Several points: fortunately for Eva, she was eventually let go. However, if George Bush had declared her an enemy combatant, he could have shipped her to Guantanamo Bay where she would have languished incommunicado without access to counsel for years on end, until, if she were lucky, she would have come before a Combatant Status Review Tribunal, which would be empowered to try and convict her without informing her of the charges against her, operate without a presumption of innocence, and reach its verdict on the basis of hearsay. Provided no other detainee tried to cop a plea by incriminating her, or gave up her name during a waterboarding session, the CSRT might fail to convict her (CSRTs don't really ever acquit anyone), in which case, she might be released, but then again, if the government concluded that news of her wrongful imprisonment would damage the US's national interest, it might be still more years before she was freed.
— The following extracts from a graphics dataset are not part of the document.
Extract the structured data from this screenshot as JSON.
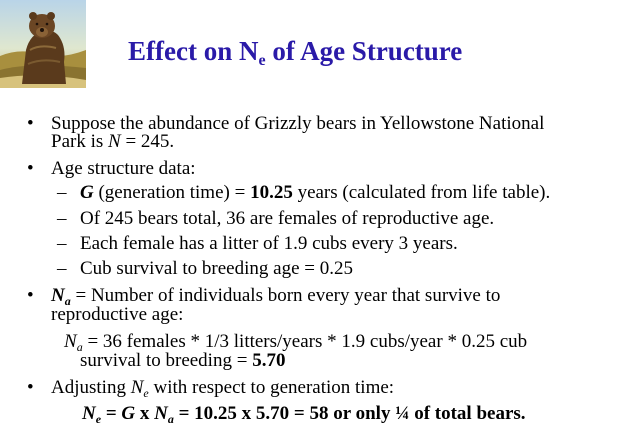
{
  "title": {
    "prefix": "Effect on N",
    "subscript": "e",
    "suffix": " of Age Structure"
  },
  "bullet_char": "•",
  "dash_char": "–",
  "bullet1": {
    "line1": "Suppose the abundance of Grizzly bears in Yellowstone National",
    "line2_prefix": "Park is ",
    "var": "N",
    "line2_suffix": " = 245."
  },
  "bullet2": {
    "label": "Age structure data:",
    "sub1": {
      "var": "G",
      "text1": " (generation time) = ",
      "value": "10.25",
      "text2": " years (calculated from life table)."
    },
    "sub2": "Of  245 bears total, 36 are females of reproductive age.",
    "sub3": "Each female has a litter of 1.9 cubs every 3 years.",
    "sub4": "Cub survival to breeding age = 0.25"
  },
  "bullet3": {
    "var": "N",
    "subscript": "a",
    "line1_rest": " = Number of individuals born every year that survive to",
    "line2": "reproductive age:",
    "calc_var": "N",
    "calc_sub": "a",
    "calc_line1": " = 36 females * 1/3 litters/years * 1.9 cubs/year * 0.25 cub",
    "calc_line2_prefix": "survival to breeding = ",
    "calc_result": "5.70"
  },
  "bullet4": {
    "prefix": "Adjusting ",
    "var": "N",
    "subscript": "e",
    "suffix": " with respect to generation time:",
    "formula": {
      "n": "N",
      "n_sub": "e",
      "eq1": " = ",
      "g": "G",
      "x": " x ",
      "na": "N",
      "na_sub": "a",
      "rest": " = 10.25 x 5.70 = 58 or only ¼ of total bears."
    }
  }
}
All the while, the government of Iceland couldn't have done a thing about it, and you and I never would have heard of her.

Now, if a blond Viking woman can be shackled and deported out of the US for a twelve-year-old minor procedural violation of a visa, it doesn't require a huge inductive leap to conclude that many other innocent people, particularly squat, tan, bestubbled men, have been treated as deplorably or worse. (In fact, it takes no induction at all; we already know it's happened. See here, here, and here.)

And, of course, it's not just dirty foreigners who must be guilty of something one way or another whose civil and human rights the Bush administration claims license to trample upon. Bush claims the right to do unto anyone, anywhere in the world, including American citizens, as he has done unto Khaled al Masri and Maher Arar. Should we trust that he won't misuse such power, even though he already has, serially? We shouldn't have to be in a position to trust him. The old saw about how we're a nation of laws and not men is terribly trite, except that that is precisely the doctrine that the Bush administration has spend the past seven years subverting.

Moreover, if Bush or any other president chose to exercise his (ahem, or her) arrogated power of indefinite detention without due process, he (or she) could exercise the same power to prevent anyone from ever learning of it. So the Posnerish idea that public opinion or toothless and restricted congressional oversight constitute a sufficient check on executive power turns out to be vacuous: the power the administration claims for itself, in virtue of what it is, creates an incentive never to comply with oversight and to conceal any information which could yield unfavorable public opinion.

What, as Lenin, would say, is to be done? For starters, as I hope the foregoing shows, the legislative and judicial branches need to have enforceable checks on executive police powers — if our liberty depends upon the president's whims, we do not have liberty. As for cases like Eva Arnardóttir's, let's assume that my preferred policy — dismantling the Department of Homeland security and TSA, and adopting the Israeli model of airport security — is off the table.

Shameless Friedmanite free-market cheerleader that I am, I propose a tort system whereby Joe Lieberman's cadets have as much latitude as they wish in detaining non-citizen passengers at airports. However, at the same time, all detained passengers have a right to consular representation upon their apprehension, and if not admitted to the US, must be turned over to their home country's jurisdiction after a reasonable period of time (say 72 hours). Detainees would then have a right to sue not only the US government, but the specific Homeland Security officials, and have their cases heard before an independent arbitration panel which can take into account not only the question of whether the evidence justifies refusing to admit an individual to the US — and the evidentiary bar might be fairly low for — but also award punitive damages on the basis of excessive force used in the detention. So, an airport interrogator can deport anyone he wishes to, and if he passes a very low evidentiary threshold for doing so, he is immune from consequence. But if he behaves bestially, he can expect to be paying big chunks of all his future earnings to his victims. That should adjust the relevant incentives in the right direction. Any takers?